I remember the sinking feeling I used to get in college when my professor would suddenly say, "OK, everyone, books shut. It's time for a quiz." If I'd read the material, I was usually fine. But if I'd decided to, say, go out for pizza the night before instead, different story.
Kristi Reimer
On the other hand, I'll play Trivial Pursuit until someone pries those plastic pie wedges out of my clenched fingers. It doesn't matter if I win or lose; it's the challenge of testing my knowledge that holds the thrill. It's a whole different ball game from those pop quizzes in college.
Apparently I'm not alone. For the past few months, we've been offering various quizzes on dvm360.com: ClinQuiz, a fairly straightforward quiz on a clinical topic; ImageQuiz, which asks you to identify a medical condition based on a picture; and BizQuiz, which tests your knowledge of practice management issues. (See the related links at the bottom of the page.)
These quizzes have proved to be more popular than any of us editors and Web content developers had anticipated. When we post a quiz and let you know about it through an e-newsletter (you do get our e-newsletters, right? If not, visit dvm360.com/em to sign up), we sit back and watch the Web site start to crackle. Unlike our print content, which we can't quantify in terms of readership, we can actually count the number of people who click on our site, see what they're clicking on, and calculate the amount of time they spend once they've clicked. It's been fascinating to watch what gets clicked and what garners the digital equivalent of chirping crickets.

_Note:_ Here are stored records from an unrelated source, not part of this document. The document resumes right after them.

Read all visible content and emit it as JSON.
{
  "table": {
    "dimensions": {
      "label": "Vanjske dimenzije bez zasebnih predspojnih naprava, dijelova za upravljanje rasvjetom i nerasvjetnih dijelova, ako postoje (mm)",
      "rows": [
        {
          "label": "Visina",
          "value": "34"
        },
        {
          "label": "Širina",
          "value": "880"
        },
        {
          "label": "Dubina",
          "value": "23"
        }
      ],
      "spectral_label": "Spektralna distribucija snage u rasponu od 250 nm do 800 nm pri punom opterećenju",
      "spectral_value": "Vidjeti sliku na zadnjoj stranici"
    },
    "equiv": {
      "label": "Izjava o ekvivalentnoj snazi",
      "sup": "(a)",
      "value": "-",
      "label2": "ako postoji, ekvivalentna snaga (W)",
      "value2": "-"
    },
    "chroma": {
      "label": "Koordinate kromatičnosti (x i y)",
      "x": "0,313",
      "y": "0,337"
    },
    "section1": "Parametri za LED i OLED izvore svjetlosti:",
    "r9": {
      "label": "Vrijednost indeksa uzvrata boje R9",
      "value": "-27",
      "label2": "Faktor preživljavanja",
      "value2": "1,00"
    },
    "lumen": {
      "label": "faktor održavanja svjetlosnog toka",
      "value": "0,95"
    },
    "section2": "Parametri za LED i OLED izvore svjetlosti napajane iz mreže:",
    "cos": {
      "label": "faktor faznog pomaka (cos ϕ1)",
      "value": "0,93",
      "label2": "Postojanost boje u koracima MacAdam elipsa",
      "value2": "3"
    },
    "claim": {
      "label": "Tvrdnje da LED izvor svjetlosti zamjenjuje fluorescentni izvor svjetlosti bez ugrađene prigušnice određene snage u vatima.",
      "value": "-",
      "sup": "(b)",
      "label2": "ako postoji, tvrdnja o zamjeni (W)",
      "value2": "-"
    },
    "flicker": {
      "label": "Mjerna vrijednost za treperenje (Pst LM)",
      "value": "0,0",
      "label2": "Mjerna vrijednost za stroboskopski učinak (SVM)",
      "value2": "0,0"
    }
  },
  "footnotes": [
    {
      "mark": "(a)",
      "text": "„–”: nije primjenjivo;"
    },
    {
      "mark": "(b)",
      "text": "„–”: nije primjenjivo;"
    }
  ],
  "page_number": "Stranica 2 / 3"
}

And you love these quizzes! This makes us happy, because, at the risk of sounding like a PBS children's show, we like to make learning fun. But even though we knew the ClinQuiz, ImageQuiz, and BizQuiz were popular, nothing prepared us for the response to a humble little quiz we created called "What dog breed would you be?" Unlike our test-your-knowledge quizzes, this exercise asks you a series of questions and then pronounces what type of dog you are: there's a work edition and a personal-life version. (I'm a Yorkie—determined, dynamic, a little high-maintenance—in both contexts. Again, see the related links to test yourself.)
When we launched this quiz, our site stopped crackling and started to roar. The response to this quiz far more than doubled anything we'd posted to date. You know what that means, don't you? It means we're going to make more. Because if we can entertain you by informing you that you're a beagle at work, maybe while you're on the site you'll happen upon other articles. Perhaps one will help you sort through a management challenge you've been wrestling with this week—which you'll then proceed to solve in your typical beagle style. What more could you ask from a Web site than that?